Freitag: Microsoft droht Sicherheitsforscher, Phishing-Affäre auch in Australien
Microsoft hadert mit veröffentlichten Beweisen ungepatchter Sicherheitslücken. Der Konzern droht jetzt mit rechtlichen Schritten, denn er sei entgegen üblicher Vorgehensweise nicht vorab informiert worden. Der Entdecker...
Eine bemerkenswerte Entwicklung zeichnet sich im Bereich der künstlichen Intelligenz ab. Microsoft hadert mit veröffentlichten Beweisen ungepatchter Sicherheitslücken. Der Konzern droht jetzt mit rechtlichen Schritten, denn er sei entgegen üblicher Vorgehensweise nicht vorab informiert worden.
Der Entdecker der Schwachstellen sieht sich dagegen ignoriert und diffamiert. Technische Schwachstellen waren nicht nötig, dass ein australischer Parlamentsabgeordneter und drei Mitarbeiter Opfer offenbar ausländischer Angreifer wurden.
Technische Details
Die Masche ähnelt der Signal-Affäre in Deutschland, in Australien ist es WhatsApp. Auch hier sind die Opfer einer Phishing-Kampagne auf den Leim gegangen.

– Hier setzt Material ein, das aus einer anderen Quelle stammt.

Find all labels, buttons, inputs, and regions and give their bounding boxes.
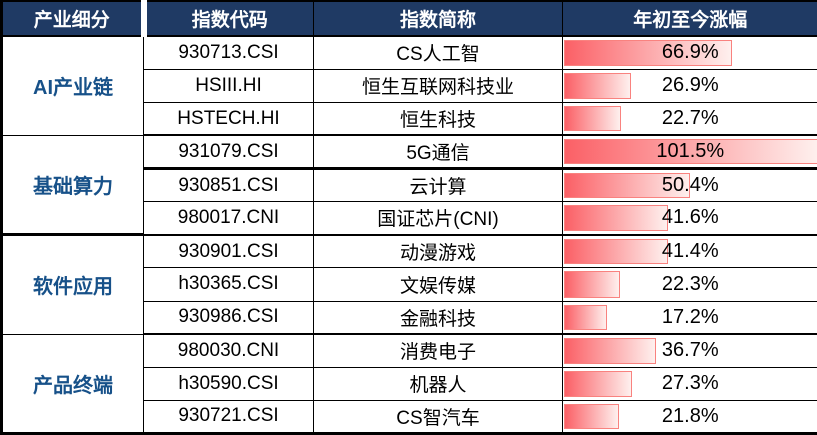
ytd-bar	[564, 173, 691, 199]
ytd-value-label: 101.5%	[656, 140, 725, 163]
index-name-cell: 机器人	[313, 366, 563, 401]
index-code-cell: 930713.CSI	[143, 35, 314, 70]
ytd-value-label: 36.7%	[661, 339, 719, 362]
table-row: h30590.CSI 机器人 27.3%	[2, 366, 817, 401]
index-name-cell: 恒生科技	[313, 101, 563, 137]
ytd-value-label: 17.2%	[661, 305, 719, 328]
table-row: 930721.CSI CS智汽车 21.8%	[2, 399, 817, 435]
index-code-cell: h30365.CSI	[143, 267, 314, 302]
ytd-value-label: 26.9%	[661, 74, 719, 97]
index-code-cell: 980017.CNI	[143, 201, 314, 236]
ytd-value-label: 22.7%	[661, 107, 719, 130]
index-name-cell: 云计算	[313, 167, 563, 203]
table-row: 980017.CNI 国证芯片(CNI) 41.6%	[2, 201, 817, 236]
ytd-bar	[564, 72, 632, 99]
index-code-cell: 930986.CSI	[143, 300, 314, 336]
index-code-cell: HSTECH.HI	[143, 101, 314, 137]
ytd-change-cell: 17.2%	[562, 300, 817, 336]
index-name-cell: CS智汽车	[313, 399, 563, 435]
table-row: 930986.CSI 金融科技 17.2%	[2, 300, 817, 336]
index-code-cell: h30590.CSI	[143, 366, 314, 401]
index-name-cell: 国证芯片(CNI)	[313, 201, 563, 236]
table-row: HSTECH.HI 恒生科技 22.7%	[2, 101, 817, 137]
ytd-change-cell: 50.4%	[562, 167, 817, 203]
industry-group-cell: AI产业链	[1, 35, 144, 136]
ytd-change-cell: 21.8%	[562, 399, 817, 435]
ytd-bar	[564, 40, 732, 66]
ytd-change-cell: 36.7%	[562, 333, 817, 368]
ytd-change-cell: 26.9%	[562, 68, 817, 103]
index-name-cell: 5G通信	[313, 134, 563, 171]
ytd-change-cell: 101.5%	[562, 134, 817, 171]
index-name-cell: 消费电子	[313, 333, 563, 368]
table-row: 产品终端 980030.CNI 消费电子 36.7%	[1, 333, 817, 435]
index-code-cell: 931079.CSI	[143, 134, 314, 171]
index-code-cell: 930851.CSI	[143, 167, 314, 203]
ytd-value-label: 41.4%	[661, 240, 719, 263]
ytd-change-cell: 27.3%	[562, 366, 817, 401]
ytd-change-cell: 22.7%	[562, 101, 817, 137]
ytd-value-label: 66.9%	[661, 41, 719, 64]
header-row: 产业细分 指数代码 指数简称 年初至今涨幅	[1, 1, 817, 37]
table-row: 软件应用 930901.CSI 动漫游戏 41.4%	[1, 234, 817, 335]
ytd-value-label: 50.4%	[661, 174, 719, 197]
index-code-cell: 930901.CSI	[143, 234, 314, 269]
ytd-bar	[564, 403, 619, 429]
ytd-bar	[564, 139, 817, 164]
column-header-code: 指数代码	[143, 1, 314, 37]
ytd-bar	[564, 304, 608, 331]
table-row: h30365.CSI 文娱传媒 22.3%	[2, 267, 817, 302]
ytd-bar	[564, 271, 620, 298]
ytd-bar	[564, 338, 657, 364]
index-name-cell: 恒生互联网科技业	[313, 68, 563, 103]
column-header-ytd: 年初至今涨幅	[562, 1, 817, 37]
industry-group-cell: 软件应用	[1, 234, 144, 335]
index-name-cell: 金融科技	[313, 300, 563, 336]
ytd-change-cell: 41.6%	[562, 201, 817, 236]
ytd-change-cell: 66.9%	[562, 35, 817, 70]
index-name-cell: 文娱传媒	[313, 267, 563, 302]
index-code-cell: 930721.CSI	[143, 399, 314, 435]
industry-group-cell: 基础算力	[1, 134, 144, 237]
industry-group-cell: 产品终端	[1, 333, 144, 435]
table-body: AI产业链 930713.CSI CS人工智 66.9% HSIII.HI 恒生互联网科技…	[1, 35, 817, 435]
table-row: AI产业链 930713.CSI CS人工智 66.9%	[1, 35, 817, 136]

In Europa will die EU-Kommission Behörden nahelegen, vor Ort einzukaufen, konkret bei Prozessoren europäischer Start-ups. Das soll Teil des zweiten Chips-Gesetzes werden, um das Ziel der Verdopplung des Weltmarktanteils bei der Halbleiterproduktion bis 2030 doch noch zu erreichen – die wichtigsten Meldungen im kurzen Überblick.
Dieser Fortschritt sendet wichtige Signale für die Zukunft der Branche, und die Techwelt schaut genau hin.